Market Lab Report / Dr. K's Crypto-Corner

by Dr. Chris Kacher

The (R)Evolution Will Not Be Centralized™


Blockchain as a metaversal catalyst

Some say the metaverse is a meaningless buzzword, but in reality, as with all words meanings, it has its roots in the PC revolution of the 1980s which pushed embryonic versions of the metaverse into mass adoption. Blockchain exponentially accelerates metaversal use cases from gaming to art to music to jobs to law to governance to publishing to most all creative endeavors.  Blockchain as the beating heart of the metaverse blurs the line between the physical and digital worlds. Blockchain creates an efficient and transparent system for conveying rights and ownership such that groups can quickly coordinate to fund and pursue goals, catalyzed by DAOs. 

Decentralized platforms on which to build and create provide a dev architecture that is limitless, private, secure, and uncensorable while minimizing switching costs.

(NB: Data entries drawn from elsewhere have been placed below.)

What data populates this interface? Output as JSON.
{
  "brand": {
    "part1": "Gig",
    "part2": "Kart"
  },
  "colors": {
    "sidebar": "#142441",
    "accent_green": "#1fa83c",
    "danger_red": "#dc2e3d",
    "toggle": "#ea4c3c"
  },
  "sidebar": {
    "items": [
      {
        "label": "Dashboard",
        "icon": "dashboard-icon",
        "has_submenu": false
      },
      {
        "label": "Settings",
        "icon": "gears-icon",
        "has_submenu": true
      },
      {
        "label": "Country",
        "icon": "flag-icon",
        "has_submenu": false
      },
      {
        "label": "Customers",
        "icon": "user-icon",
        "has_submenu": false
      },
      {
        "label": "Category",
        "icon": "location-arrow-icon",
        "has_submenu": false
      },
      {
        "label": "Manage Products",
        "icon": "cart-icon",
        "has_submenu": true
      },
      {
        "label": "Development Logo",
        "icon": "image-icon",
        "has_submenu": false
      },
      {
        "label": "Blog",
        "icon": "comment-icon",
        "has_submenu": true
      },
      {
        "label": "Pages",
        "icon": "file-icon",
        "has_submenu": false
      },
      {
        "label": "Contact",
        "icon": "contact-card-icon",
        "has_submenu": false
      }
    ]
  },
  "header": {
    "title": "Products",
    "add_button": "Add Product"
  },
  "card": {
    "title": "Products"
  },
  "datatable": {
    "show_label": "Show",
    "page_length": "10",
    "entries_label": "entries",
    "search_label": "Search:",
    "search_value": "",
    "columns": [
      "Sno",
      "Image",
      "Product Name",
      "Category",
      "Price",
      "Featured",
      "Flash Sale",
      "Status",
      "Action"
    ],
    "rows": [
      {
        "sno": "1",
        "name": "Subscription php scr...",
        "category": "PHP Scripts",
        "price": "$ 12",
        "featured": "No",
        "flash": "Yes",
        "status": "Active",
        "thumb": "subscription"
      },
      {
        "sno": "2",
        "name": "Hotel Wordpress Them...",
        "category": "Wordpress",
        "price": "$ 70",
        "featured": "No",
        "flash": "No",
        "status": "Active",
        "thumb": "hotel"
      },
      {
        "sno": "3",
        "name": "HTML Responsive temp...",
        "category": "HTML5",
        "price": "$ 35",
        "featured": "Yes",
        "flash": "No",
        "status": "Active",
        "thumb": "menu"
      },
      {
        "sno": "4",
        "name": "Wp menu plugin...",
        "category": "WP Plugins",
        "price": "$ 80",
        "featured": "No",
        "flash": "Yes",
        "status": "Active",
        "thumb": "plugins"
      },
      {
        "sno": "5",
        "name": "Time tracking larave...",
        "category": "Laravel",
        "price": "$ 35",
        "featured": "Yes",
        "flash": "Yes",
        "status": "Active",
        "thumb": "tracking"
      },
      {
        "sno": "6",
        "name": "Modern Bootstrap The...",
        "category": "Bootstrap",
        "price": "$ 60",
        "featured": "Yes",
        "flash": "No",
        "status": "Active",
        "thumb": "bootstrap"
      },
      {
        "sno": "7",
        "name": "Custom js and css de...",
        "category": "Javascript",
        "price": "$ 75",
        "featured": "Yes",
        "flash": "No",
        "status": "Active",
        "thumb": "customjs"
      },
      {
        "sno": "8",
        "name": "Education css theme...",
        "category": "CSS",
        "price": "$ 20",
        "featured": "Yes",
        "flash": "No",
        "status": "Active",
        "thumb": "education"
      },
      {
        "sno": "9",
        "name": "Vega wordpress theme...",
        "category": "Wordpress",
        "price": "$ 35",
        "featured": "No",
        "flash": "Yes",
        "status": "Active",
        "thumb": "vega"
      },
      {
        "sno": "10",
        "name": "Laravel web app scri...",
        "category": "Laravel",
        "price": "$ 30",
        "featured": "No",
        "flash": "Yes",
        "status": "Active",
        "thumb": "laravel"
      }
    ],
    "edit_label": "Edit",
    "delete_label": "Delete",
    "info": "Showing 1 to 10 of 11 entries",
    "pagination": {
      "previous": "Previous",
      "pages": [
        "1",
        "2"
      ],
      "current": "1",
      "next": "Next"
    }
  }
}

Contrast this with centralized systems that own your data and control your money. Such may not seem like such an issue until it is an issue. Those who tried to help the protesting truck drivers in Canada had their bank accounts frozen.

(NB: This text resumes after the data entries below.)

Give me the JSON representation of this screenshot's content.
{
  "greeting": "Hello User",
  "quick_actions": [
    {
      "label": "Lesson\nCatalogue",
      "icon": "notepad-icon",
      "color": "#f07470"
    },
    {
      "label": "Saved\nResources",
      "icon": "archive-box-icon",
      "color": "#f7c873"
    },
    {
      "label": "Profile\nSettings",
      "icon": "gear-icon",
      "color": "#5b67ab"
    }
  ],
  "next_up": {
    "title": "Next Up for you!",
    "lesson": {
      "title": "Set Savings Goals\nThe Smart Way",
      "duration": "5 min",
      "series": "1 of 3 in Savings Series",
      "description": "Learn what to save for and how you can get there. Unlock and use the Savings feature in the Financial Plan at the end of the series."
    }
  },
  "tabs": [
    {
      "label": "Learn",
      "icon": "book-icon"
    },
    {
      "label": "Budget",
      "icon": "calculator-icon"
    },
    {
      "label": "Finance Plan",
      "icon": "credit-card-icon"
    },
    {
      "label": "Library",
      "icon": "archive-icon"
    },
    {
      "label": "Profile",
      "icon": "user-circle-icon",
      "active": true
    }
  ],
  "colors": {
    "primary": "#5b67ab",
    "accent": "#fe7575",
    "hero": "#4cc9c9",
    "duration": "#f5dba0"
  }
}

Freedom and transparency through blockchain which makes truth economic

AI together with blockchain can make telling and reporting the truth economic. "I may not like what you're saying, but I defend your right to say it." Meanwhile, the centralized cancel culture spurs censorship. We are supposed to convince people of things through rational debate, not starve them of information.

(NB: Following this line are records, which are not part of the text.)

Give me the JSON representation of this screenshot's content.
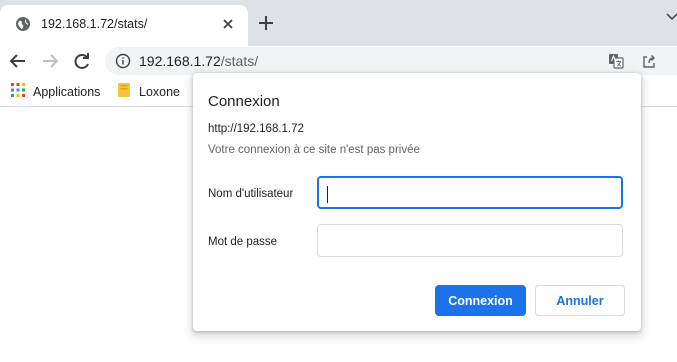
{
  "browser": {
    "tab": {
      "title": "192.168.1.72/stats/"
    },
    "address": {
      "host": "192.168.1.72",
      "path": "/stats/"
    },
    "bookmarks": [
      {
        "label": "Applications",
        "icon": "apps-grid-icon"
      },
      {
        "label": "Loxone",
        "icon": "folder-icon"
      }
    ]
  },
  "dialog": {
    "title": "Connexion",
    "url": "http://192.168.1.72",
    "warning": "Votre connexion à ce site n'est pas privée",
    "username_label": "Nom d'utilisateur",
    "username_value": "",
    "password_label": "Mot de passe",
    "password_value": "",
    "submit_label": "Connexion",
    "cancel_label": "Annuler"
  },
  "colors": {
    "accent": "#1a73e8",
    "tabstrip": "#dee1e6",
    "omnibox": "#f1f3f4"
  }
}
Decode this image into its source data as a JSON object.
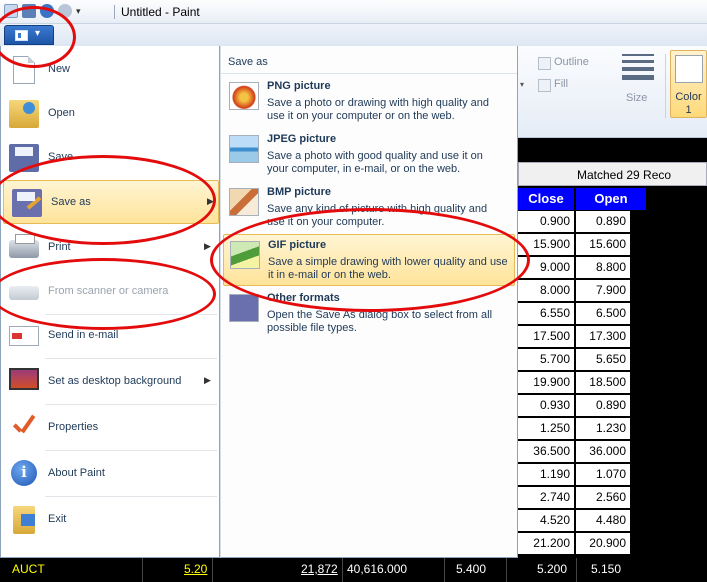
{
  "window": {
    "title": "Untitled - Paint"
  },
  "quick_access": {
    "icons": [
      "paint-doc-icon",
      "save-icon",
      "undo-icon",
      "redo-icon",
      "customize-arrow-icon"
    ]
  },
  "ribbon": {
    "outline_label": "Outline",
    "fill_label": "Fill",
    "size_label": "Size",
    "color1_label_line1": "Color",
    "color1_label_line2": "1"
  },
  "app_menu": {
    "items": [
      {
        "label": "New",
        "icon": "new-document-icon"
      },
      {
        "label": "Open",
        "icon": "open-folder-icon"
      },
      {
        "label": "Save",
        "icon": "save-icon"
      },
      {
        "label": "Save as",
        "icon": "save-as-icon",
        "selected": true,
        "submenu": true
      },
      {
        "label": "Print",
        "icon": "printer-icon",
        "submenu": true
      },
      {
        "label": "From scanner or camera",
        "icon": "scanner-icon",
        "disabled": true
      },
      {
        "label": "Send in e-mail",
        "icon": "email-icon"
      },
      {
        "label": "Set as desktop background",
        "icon": "desktop-icon",
        "submenu": true
      },
      {
        "label": "Properties",
        "icon": "checkmark-icon"
      },
      {
        "label": "About Paint",
        "icon": "info-icon"
      },
      {
        "label": "Exit",
        "icon": "exit-icon"
      }
    ]
  },
  "save_as": {
    "header": "Save as",
    "options": [
      {
        "title": "PNG picture",
        "description": "Save a photo or drawing with high quality and use it on your computer or on the web.",
        "icon": "png-picture-icon"
      },
      {
        "title": "JPEG picture",
        "description": "Save a photo with good quality and use it on your computer, in e-mail, or on the web.",
        "icon": "jpeg-picture-icon"
      },
      {
        "title": "BMP picture",
        "description": "Save any kind of picture with high quality and use it on your computer.",
        "icon": "bmp-picture-icon"
      },
      {
        "title": "GIF picture",
        "description": "Save a simple drawing with lower quality and use it in e-mail or on the web.",
        "icon": "gif-picture-icon",
        "selected": true
      },
      {
        "title": "Other formats",
        "description": "Open the Save As dialog box to select from all possible file types.",
        "icon": "other-formats-icon"
      }
    ]
  },
  "stock_table": {
    "matched_text": "Matched 29 Reco",
    "headers": [
      "Close",
      "Open"
    ],
    "rows": [
      [
        "0.900",
        "0.890"
      ],
      [
        "15.900",
        "15.600"
      ],
      [
        "9.000",
        "8.800"
      ],
      [
        "8.000",
        "7.900"
      ],
      [
        "6.550",
        "6.500"
      ],
      [
        "17.500",
        "17.300"
      ],
      [
        "5.700",
        "5.650"
      ],
      [
        "19.900",
        "18.500"
      ],
      [
        "0.930",
        "0.890"
      ],
      [
        "1.250",
        "1.230"
      ],
      [
        "36.500",
        "36.000"
      ],
      [
        "1.190",
        "1.070"
      ],
      [
        "2.740",
        "2.560"
      ],
      [
        "4.520",
        "4.480"
      ],
      [
        "21.200",
        "20.900"
      ]
    ],
    "bottom_row": {
      "symbol": "AUCT",
      "last": "5.20",
      "volume": "21,872",
      "value": "40,616.000",
      "change": "5.400",
      "close": "5.200",
      "open": "5.150"
    }
  },
  "annotation_color": "#e30b0b"
}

Fundamentally, blockchain has to do with freedom. Bitcoin is the magna carta of code. Blockchain drives transparency. Freedom is the use case. The 3AC disaster couldn’t have happened with an on-chain protocol that was transparent.

This time is different

Just because Bitcoin is at or below major points of support does not mean it has to get support or have a quick recovery. The macro economic situation today is far worse than in prior situations given record levels of debt, interest rates near the floor, and soaring inflation. This is what most do not understand. Instead, many cling to the hope that they might recover part of their huge losses by HODLing. Plan B on Twitter has a wide following. He uses the stock-to-flow model to chart the price of Bitcoin. It has worked very well over the years, but all models can be strained to breaking when conditions change.  


Crypto has never been through a prolonged recession. The last one was in 2008 before Bitcoin came into being. The one in Mar-2020 was extremely short-lived because the Fed chair pumped massive sums into the system via QE.


The upshot is Bitcoin and stocks can fall a lot lower than current levels. Using the rationale that Bitcoin has already fallen 75% so, "How much further can it fall?" can lead to huge sums lost. In 2014 and 2018, it fell -87.5% and -84%, respectively. If Bitcoin were to fall again to such levels, it would represent another -50% drop from -75% if it fell to -87.5% off peak, not -12.5%. #avoidbadmath

In the meantime, we are dead cat bouncing. Biden is attempting to reduce the price of oil via favorable taxes so companies will produce more oil. This could help CPI moderate. M2 is decreasing slightly but never materially if history is any guide. Supply chains remain crippled, so this dead cat rolls over on the next piece of bad news. This could come in the form of the next CPI/PPI reports or when unemployment or weekly jobless claims start to accelerate. In prior recessions, unemployment typically spikes going from very low to very high levels over a short period of months at which point, welcome to stagflation that make the 1970s look tame.